By communicating your changes clearly, avoiding surprises, delivering a consistent vision and controlling  emotion, you promote consistent expectations for the team. If you continue to focus on serving your team over the long haul with consistent leadership, they will know what should be practiced in any given situation, minimize surprises and drive the most sustainable success.

Question: Have you seen someone use situational leadership as an excuse? How do you ensure your leadership is consistent?


Picture of Ben Lichtenwalner

Ben Lichtenwalner

Ben Lichtenwalner is the founder and principal of Modern Servant Leader and Radiant Forest, LLC. He has studied and promoted servant leadership awareness and adoption for over 20 years. He is the author of 2 leadership books and has 2 decades of corporate management and leadership experience. His corporate experience spans CIO, VP, Director, and many management roles at Fortune 500, INC 500, and Nonprofits. Ben’s education includes a B.S. in Management Science & Information Systems from Penn State University and an MBA from Lehigh University. Ben's Full Profile Here: About Ben Lichtenwalner

5 thoughts on “Situational Leadership? Try Consistent Leadership Instead”

  1. Yes very true. Blanchard’s Situational Leadership makes less sense in a servant leadership world. It makes more sense in a command and control world which makes it not a leadership but a boss model (IMHO)

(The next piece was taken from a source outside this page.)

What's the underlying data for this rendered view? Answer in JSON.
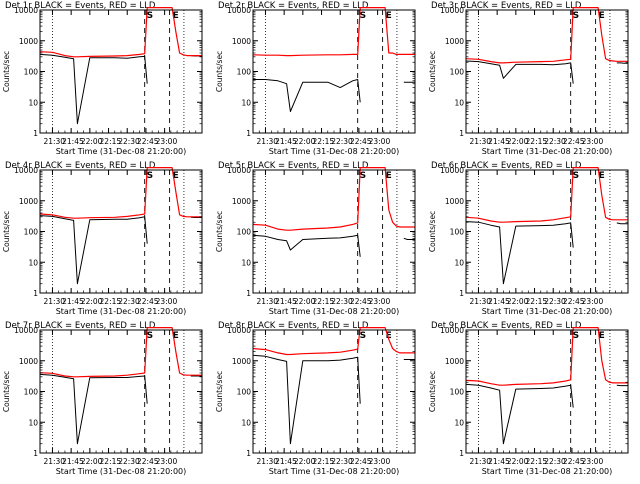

    1. Excellent point, Dave. As a fan of Blanchard’s servant leadership work, I
      was concerned writing this post would reflect the wrong position on his
      insights in general. However, I think you summed it up well. Thank you for

  2. As a practitioner of the Hersey model of Situational Leadership I think you have portrayed the model incorrectly. Situational Leadership is aligns with servant leadership if practiced correctly. You lead people where they are today, being consistent with the follower but flexible enough to treat people as individuals. The main thing for the leader is to meet the follower where they are today.